Day 30: Beware of Absolutes (Black and White Thinking)
In growing up in an alcoholic/dysfunctional family, I learned to think in absolutes:
Drinking alcohol was always bad.
My father was also all bad.
Dealing with a problem meant shutting someone bad out of your life—forever
Shades of gray didn’t exist. It was either one extreme or the other. The problem with thinking in absolutes is that life isn’t like that, and I’ve missed out on the nuances in life.
Just because someone does a bad thing doesn’t make them entirely evil and the devil. On the flip side, my mom went through hell in her first marriage, but she wasn’t perfect (no one is).
As a kid, I had a skewed view of my parents. I idolized my mom as the suffering victim who did the best she could with what had happened to her. And for my father, I branded him as a demon and evil incarnate.

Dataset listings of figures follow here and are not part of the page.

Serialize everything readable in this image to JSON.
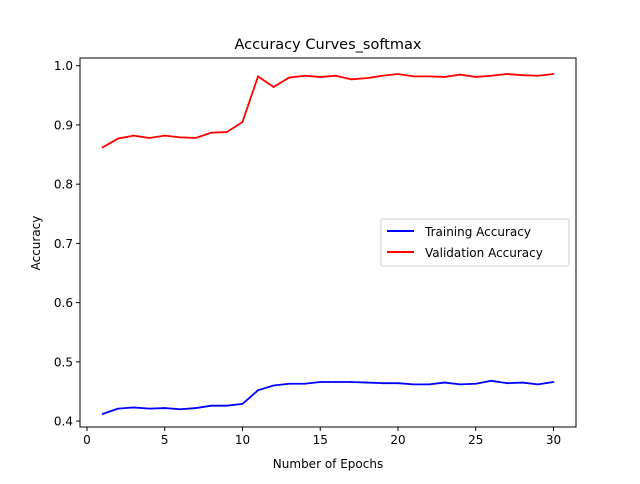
{
  "chart_data": {
    "type": "line",
    "title": "Accuracy Curves_softmax",
    "xlabel": "Number of Epochs",
    "ylabel": "Accuracy",
    "xlim": [
      -0.45,
      31.45
    ],
    "ylim": [
      0.39,
      1.013
    ],
    "xticks": [
      0,
      5,
      10,
      15,
      20,
      25,
      30
    ],
    "yticks": [
      0.4,
      0.5,
      0.6,
      0.7,
      0.8,
      0.9,
      1.0
    ],
    "xtick_labels": [
      "0",
      "5",
      "10",
      "15",
      "20",
      "25",
      "30"
    ],
    "ytick_labels": [
      "0.4",
      "0.5",
      "0.6",
      "0.7",
      "0.8",
      "0.9",
      "1.0"
    ],
    "grid": false,
    "legend_position": "center-right",
    "x": [
      1,
      2,
      3,
      4,
      5,
      6,
      7,
      8,
      9,
      10,
      11,
      12,
      13,
      14,
      15,
      16,
      17,
      18,
      19,
      20,
      21,
      22,
      23,
      24,
      25,
      26,
      27,
      28,
      29,
      30
    ],
    "series": [
      {
        "name": "Training Accuracy",
        "color": "#0000ff",
        "values": [
          0.412,
          0.421,
          0.423,
          0.421,
          0.422,
          0.42,
          0.422,
          0.426,
          0.426,
          0.429,
          0.452,
          0.46,
          0.463,
          0.463,
          0.466,
          0.466,
          0.466,
          0.465,
          0.464,
          0.464,
          0.462,
          0.462,
          0.465,
          0.462,
          0.463,
          0.468,
          0.464,
          0.465,
          0.462,
          0.466
        ]
      },
      {
        "name": "Validation Accuracy",
        "color": "#ff0000",
        "values": [
          0.862,
          0.877,
          0.882,
          0.878,
          0.882,
          0.879,
          0.878,
          0.887,
          0.888,
          0.905,
          0.982,
          0.964,
          0.98,
          0.983,
          0.981,
          0.983,
          0.977,
          0.979,
          0.983,
          0.986,
          0.982,
          0.982,
          0.981,
          0.985,
          0.981,
          0.983,
          0.986,
          0.984,
          0.983,
          0.986
        ]
      }
    ]
  }
}
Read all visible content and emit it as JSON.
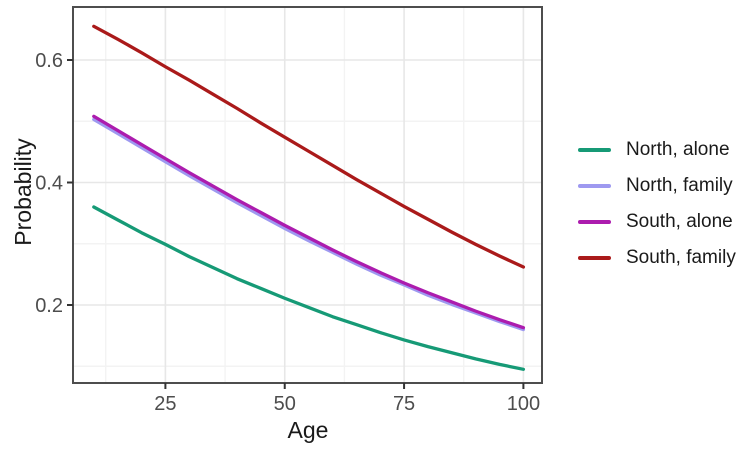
{
  "chart_data": {
    "type": "line",
    "title": "",
    "xlabel": "Age",
    "ylabel": "Probability",
    "x": [
      10,
      15,
      20,
      25,
      30,
      35,
      40,
      45,
      50,
      55,
      60,
      65,
      70,
      75,
      80,
      85,
      90,
      95,
      100
    ],
    "series": [
      {
        "name": "North, alone",
        "color": "#169a76",
        "values": [
          0.36,
          0.339,
          0.318,
          0.299,
          0.279,
          0.261,
          0.243,
          0.227,
          0.211,
          0.196,
          0.181,
          0.168,
          0.155,
          0.143,
          0.132,
          0.122,
          0.112,
          0.103,
          0.095
        ]
      },
      {
        "name": "North, family",
        "color": "#9e99f0",
        "values": [
          0.503,
          0.48,
          0.457,
          0.434,
          0.411,
          0.389,
          0.367,
          0.346,
          0.325,
          0.305,
          0.286,
          0.267,
          0.249,
          0.233,
          0.216,
          0.201,
          0.187,
          0.173,
          0.16
        ]
      },
      {
        "name": "South, alone",
        "color": "#ac1cae",
        "values": [
          0.508,
          0.485,
          0.462,
          0.439,
          0.416,
          0.394,
          0.372,
          0.351,
          0.33,
          0.31,
          0.29,
          0.271,
          0.253,
          0.236,
          0.22,
          0.205,
          0.19,
          0.176,
          0.163
        ]
      },
      {
        "name": "South, family",
        "color": "#aa1a1a",
        "values": [
          0.655,
          0.634,
          0.612,
          0.589,
          0.567,
          0.544,
          0.521,
          0.497,
          0.474,
          0.451,
          0.428,
          0.405,
          0.383,
          0.361,
          0.34,
          0.319,
          0.299,
          0.28,
          0.262
        ]
      }
    ],
    "x_ticks": {
      "values": [
        25,
        50,
        75,
        100
      ],
      "labels": [
        "25",
        "50",
        "75",
        "100"
      ]
    },
    "y_ticks": {
      "values": [
        0.2,
        0.4,
        0.6
      ],
      "labels": [
        "0.2",
        "0.4",
        "0.6"
      ]
    },
    "x_minor_breaks": [
      12.5,
      37.5,
      62.5,
      87.5
    ],
    "y_minor_breaks": [
      0.1,
      0.3,
      0.5
    ],
    "xlim": [
      5.7,
      104.0
    ],
    "ylim": [
      0.073,
      0.687
    ],
    "grid": "on",
    "legend_position": "right",
    "palette": {
      "panel_background": "#ffffff",
      "panel_border": "#4d4d4d",
      "grid_major": "#e7e7e7",
      "grid_minor": "#f3f3f3",
      "tick_mark": "#333333",
      "tick_label": "#4d4d4d",
      "axis_title": "#1a1a1a",
      "legend_text": "#1a1a1a"
    }
  }
}
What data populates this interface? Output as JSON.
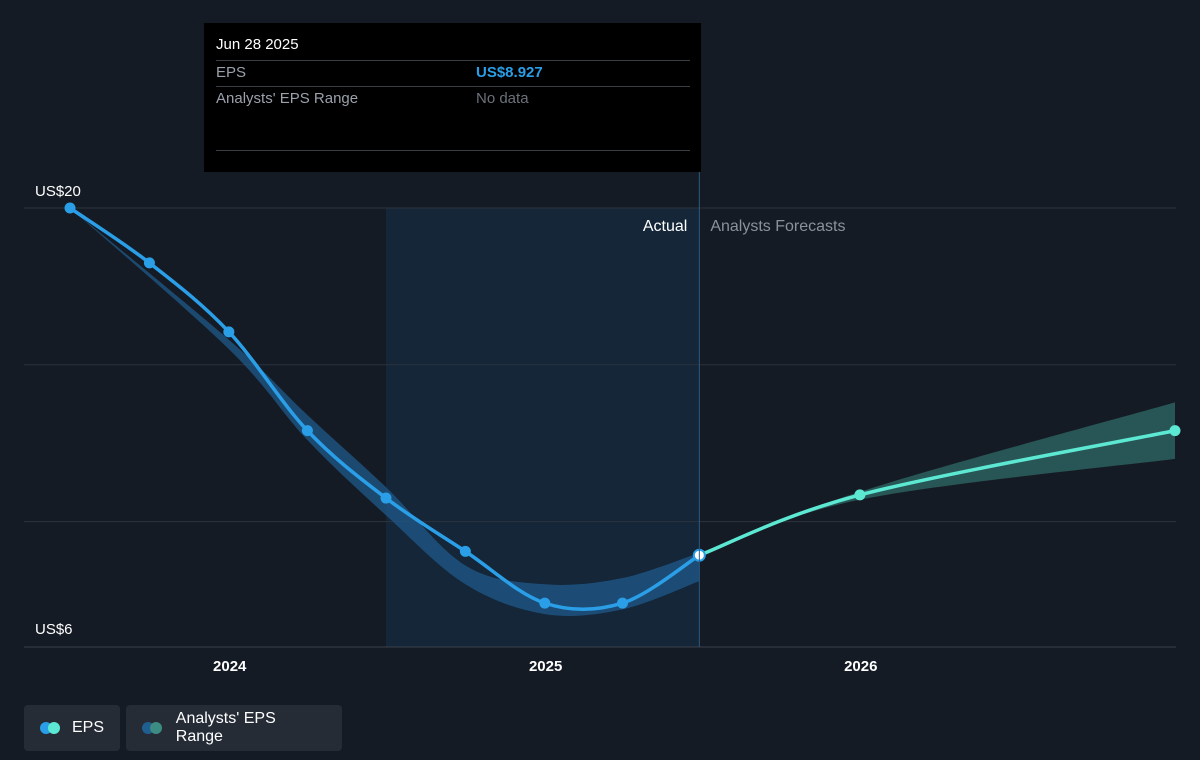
{
  "tooltip": {
    "date": "Jun 28 2025",
    "eps_label": "EPS",
    "eps_value": "US$8.927",
    "range_label": "Analysts' EPS Range",
    "range_value": "No data"
  },
  "labels": {
    "actual": "Actual",
    "forecast": "Analysts Forecasts"
  },
  "legend": [
    {
      "label": "EPS",
      "color1": "#2a9fe8",
      "color2": "#5ce8d2"
    },
    {
      "label": "Analysts' EPS Range",
      "color1": "#1f5f8f",
      "color2": "#3d8c84"
    }
  ],
  "colors": {
    "background": "#151b24",
    "eps_actual": "#2a9fe8",
    "eps_forecast": "#5ce8d2",
    "range_actual": "#1f5a8a",
    "range_forecast": "#2f6b67",
    "highlight": "#142638"
  },
  "chart_data": {
    "type": "line",
    "y_tick_labels": [
      "US$20",
      "US$6"
    ],
    "ylim": [
      6,
      20
    ],
    "x_tick_labels": [
      "2024",
      "2025",
      "2026"
    ],
    "xlim": [
      "2023-06-30",
      "2026-12-31"
    ],
    "grid": true,
    "series": [
      {
        "name": "EPS",
        "kind": "actual",
        "points": [
          [
            "2023-06-30",
            20.0
          ],
          [
            "2023-09-30",
            18.25
          ],
          [
            "2023-12-31",
            16.05
          ],
          [
            "2024-03-31",
            12.9
          ],
          [
            "2024-06-30",
            10.75
          ],
          [
            "2024-09-30",
            9.05
          ],
          [
            "2024-12-31",
            7.4
          ],
          [
            "2025-03-31",
            7.4
          ],
          [
            "2025-06-28",
            8.927
          ]
        ]
      },
      {
        "name": "EPS",
        "kind": "forecast",
        "points": [
          [
            "2025-06-28",
            8.927
          ],
          [
            "2025-12-31",
            10.85
          ],
          [
            "2026-12-31",
            12.9
          ]
        ]
      }
    ],
    "range": {
      "actual": {
        "dates": [
          "2023-06-30",
          "2023-12-31",
          "2024-03-31",
          "2024-06-30",
          "2024-09-30",
          "2024-12-31",
          "2025-03-31",
          "2025-06-28"
        ],
        "high": [
          20.0,
          15.8,
          13.4,
          11.1,
          8.6,
          8.0,
          8.2,
          9.0
        ],
        "low": [
          20.0,
          15.5,
          12.6,
          10.2,
          8.0,
          7.05,
          7.2,
          8.1
        ]
      },
      "forecast": {
        "dates": [
          "2025-06-28",
          "2025-12-31",
          "2026-12-31"
        ],
        "high": [
          8.927,
          10.95,
          13.8
        ],
        "low": [
          8.927,
          10.7,
          12.0
        ]
      }
    }
  }
}
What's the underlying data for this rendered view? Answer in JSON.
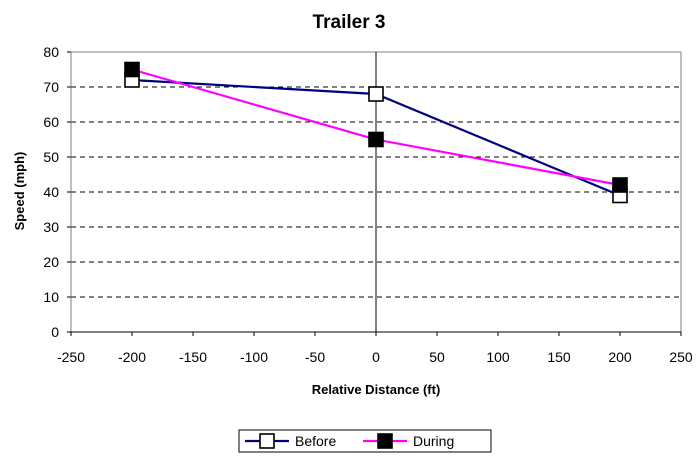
{
  "chart_data": {
    "type": "line",
    "title": "Trailer 3",
    "xlabel": "Relative Distance (ft)",
    "ylabel": "Speed (mph)",
    "xlim": [
      -250,
      250
    ],
    "ylim": [
      0,
      80
    ],
    "x_ticks": [
      -250,
      -200,
      -150,
      -100,
      -50,
      0,
      50,
      100,
      150,
      200,
      250
    ],
    "y_ticks": [
      0,
      10,
      20,
      30,
      40,
      50,
      60,
      70,
      80
    ],
    "grid": "horizontal-dashed",
    "legend_position": "bottom",
    "series": [
      {
        "name": "Before",
        "color": "#000080",
        "marker": "hollow-square",
        "points": [
          {
            "x": -200,
            "y": 72
          },
          {
            "x": 0,
            "y": 68
          },
          {
            "x": 200,
            "y": 39
          }
        ]
      },
      {
        "name": "During",
        "color": "#ff00ff",
        "marker": "filled-square",
        "points": [
          {
            "x": -200,
            "y": 75
          },
          {
            "x": 0,
            "y": 55
          },
          {
            "x": 200,
            "y": 42
          }
        ]
      }
    ]
  }
}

Growing up with such a limited view and living life that way put me in some tough situations. When I started dating and being in relationships, when bumps in the road came along, I often thought: “Well, this person is always a problem.”
But what changed how I saw the world was a simple fact that I make mistakes. And I know that I’m not all good or all bad. I am human and do the best that I can.
What’s important isn’t if I am perfect, but that I realize that after I make a mistake that I can atone for it and work to be a better person. And when I see others, and they make mistakes, to be open to listening to them and forgiveness.
The next that you run up against a problem and you catch yourself thinking that someone or something is all bad ask yourself: Is it true?
You might just be surprised by the answer that comes to you.